A long-time friend stopped by my shop today and we talked about his plans for a December pre-Christmas trip. He and his wife will be visiting family in Ottawa and he said he hopes he will find the time to walk around that beautiful city to take a few photos.
I won’t be doing anything so exotic as that. I am planning my yearly pre-Christmas trip and will be making the two-hour drive to Kelowna in the first weeks of December to photograph the 120-foot Tree of Hope and the bright city lights along the Okanagan lakefront.
Yes, his plane flight across the country to the fourth-largest metropolitan area in Canada is a lot more exotic, but I get to spend two days doing nothing but photography and the brightly decorated lakefront city is always so much fun to photograph.

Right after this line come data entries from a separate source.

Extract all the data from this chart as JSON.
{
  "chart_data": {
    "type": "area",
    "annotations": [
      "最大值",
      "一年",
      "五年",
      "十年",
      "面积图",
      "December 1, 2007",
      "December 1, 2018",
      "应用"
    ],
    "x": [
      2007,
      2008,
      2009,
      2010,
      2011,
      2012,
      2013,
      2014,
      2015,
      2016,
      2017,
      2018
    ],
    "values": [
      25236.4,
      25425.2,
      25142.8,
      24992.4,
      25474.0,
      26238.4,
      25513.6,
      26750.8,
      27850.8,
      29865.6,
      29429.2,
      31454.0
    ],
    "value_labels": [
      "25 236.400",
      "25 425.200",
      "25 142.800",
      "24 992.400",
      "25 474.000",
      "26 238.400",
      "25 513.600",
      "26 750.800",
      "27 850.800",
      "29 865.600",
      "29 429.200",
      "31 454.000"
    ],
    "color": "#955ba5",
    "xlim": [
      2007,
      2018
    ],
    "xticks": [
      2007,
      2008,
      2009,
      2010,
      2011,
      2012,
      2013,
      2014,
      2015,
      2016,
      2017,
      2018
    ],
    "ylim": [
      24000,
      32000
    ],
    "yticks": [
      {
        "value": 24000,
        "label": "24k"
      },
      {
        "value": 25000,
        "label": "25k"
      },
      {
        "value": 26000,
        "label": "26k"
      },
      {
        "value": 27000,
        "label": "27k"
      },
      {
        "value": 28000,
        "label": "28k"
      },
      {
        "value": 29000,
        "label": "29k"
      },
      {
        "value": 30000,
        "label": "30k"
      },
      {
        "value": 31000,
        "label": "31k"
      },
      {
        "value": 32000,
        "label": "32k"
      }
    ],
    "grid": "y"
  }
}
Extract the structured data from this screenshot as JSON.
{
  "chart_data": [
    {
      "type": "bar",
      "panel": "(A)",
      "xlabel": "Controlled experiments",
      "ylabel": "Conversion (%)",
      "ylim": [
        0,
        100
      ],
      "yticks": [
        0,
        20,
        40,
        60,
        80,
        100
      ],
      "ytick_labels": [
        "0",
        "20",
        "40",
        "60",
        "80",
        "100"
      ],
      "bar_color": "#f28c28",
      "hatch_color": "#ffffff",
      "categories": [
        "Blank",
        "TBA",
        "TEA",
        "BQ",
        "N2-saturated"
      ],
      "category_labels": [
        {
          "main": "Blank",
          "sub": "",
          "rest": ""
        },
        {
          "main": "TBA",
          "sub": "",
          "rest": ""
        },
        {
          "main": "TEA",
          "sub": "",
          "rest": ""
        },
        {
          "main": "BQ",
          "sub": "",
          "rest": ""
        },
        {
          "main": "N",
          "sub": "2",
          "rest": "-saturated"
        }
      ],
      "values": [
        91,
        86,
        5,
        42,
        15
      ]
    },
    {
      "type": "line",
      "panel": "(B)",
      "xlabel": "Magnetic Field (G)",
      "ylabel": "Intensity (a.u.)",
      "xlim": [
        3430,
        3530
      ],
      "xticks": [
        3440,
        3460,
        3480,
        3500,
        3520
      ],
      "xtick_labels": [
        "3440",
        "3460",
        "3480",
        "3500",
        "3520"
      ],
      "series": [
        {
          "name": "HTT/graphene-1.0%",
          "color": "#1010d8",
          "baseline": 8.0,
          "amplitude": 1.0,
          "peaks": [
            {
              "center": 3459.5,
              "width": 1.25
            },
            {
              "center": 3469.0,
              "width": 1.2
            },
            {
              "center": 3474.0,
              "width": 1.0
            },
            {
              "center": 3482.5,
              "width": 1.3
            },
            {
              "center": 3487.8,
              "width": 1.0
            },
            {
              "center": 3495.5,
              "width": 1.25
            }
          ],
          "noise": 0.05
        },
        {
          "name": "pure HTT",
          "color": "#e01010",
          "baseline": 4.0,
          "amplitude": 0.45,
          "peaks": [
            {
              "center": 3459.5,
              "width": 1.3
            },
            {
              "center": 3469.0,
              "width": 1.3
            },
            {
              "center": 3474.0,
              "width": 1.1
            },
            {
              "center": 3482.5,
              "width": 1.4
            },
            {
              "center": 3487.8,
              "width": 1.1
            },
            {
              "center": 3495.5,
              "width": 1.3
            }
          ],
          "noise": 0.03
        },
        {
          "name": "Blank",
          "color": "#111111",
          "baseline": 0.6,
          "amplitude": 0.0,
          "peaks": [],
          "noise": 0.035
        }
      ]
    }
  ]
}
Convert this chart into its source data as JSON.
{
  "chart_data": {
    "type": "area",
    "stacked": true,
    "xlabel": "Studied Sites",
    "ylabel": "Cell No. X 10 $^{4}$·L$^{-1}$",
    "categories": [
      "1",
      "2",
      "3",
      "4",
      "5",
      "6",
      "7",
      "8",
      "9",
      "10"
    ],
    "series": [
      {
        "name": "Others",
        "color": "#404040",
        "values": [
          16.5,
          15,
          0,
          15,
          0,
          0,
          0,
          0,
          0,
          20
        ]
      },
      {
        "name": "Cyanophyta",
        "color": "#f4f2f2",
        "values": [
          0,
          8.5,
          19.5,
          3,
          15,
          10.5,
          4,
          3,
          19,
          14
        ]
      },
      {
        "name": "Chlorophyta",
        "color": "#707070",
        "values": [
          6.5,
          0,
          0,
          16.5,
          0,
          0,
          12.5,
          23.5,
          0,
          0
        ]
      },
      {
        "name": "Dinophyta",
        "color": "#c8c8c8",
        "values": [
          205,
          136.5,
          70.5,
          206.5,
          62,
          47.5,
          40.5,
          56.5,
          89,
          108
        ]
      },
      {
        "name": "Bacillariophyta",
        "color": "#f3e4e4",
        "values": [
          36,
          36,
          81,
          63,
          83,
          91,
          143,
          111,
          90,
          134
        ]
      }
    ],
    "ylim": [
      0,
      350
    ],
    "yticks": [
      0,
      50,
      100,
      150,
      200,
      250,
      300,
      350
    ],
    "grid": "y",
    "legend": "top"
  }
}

I like short excursions and I really enjoy having something special to photograph during the Christmas season.
Before moving here from Los Angeles in 1975 I would always go to the desert to spend Christmas. That holiday outing required a four-wheel drive vehicle, the willingness to cross a couple rivers and traverse some very steep hills to get to my favourite camping spot.
As we traveled I would continually stop my bright yellow 1963 International Scout and jump out to run around taking pictures while my friends would be forced to patiently wait and always grumbled that I made the trip slower.
When we reached our destination we would set up our camp and while everyone else sat eating around the fire I would go for a walk with my camera and return when I lost the light. (There were no cellphone cameras in those days – the only photo memories were in my camera)
Christmas Eve would be spent around the fire until about 8 p.m. Then we would all pile in my 4x4 (today I would say “SUV,” but in the 1970’s that wasn’t even a word) with our thermoses of hot chocolate to listen to a radio show called “The Firesign Theatre.” The Firesign Theater was a live radio program from Los Angeles and on Christmas Eve the reading for years was, “A Christmas Carol.”
The next morning I would be up with the sun while the others slept to walk around with my camera. Those were good times for this 26-year-old photographer.
Nowadays I am quite satisfied with the pre-Christmas trip to Kelowna. It is more comfortable than the desert was 50 years ago and I now I prefer to go to restaurants and stay in a hotel that include breakfast instead of sitting around open fires and sleeping on the hard ground in a pup tent.
I have invited my photo pal Jo to come with me. It’s good to have a friend that is as excited about wandering the cold, decorated streets at night and getting up before sunrise to make photographs of a big tree as I am.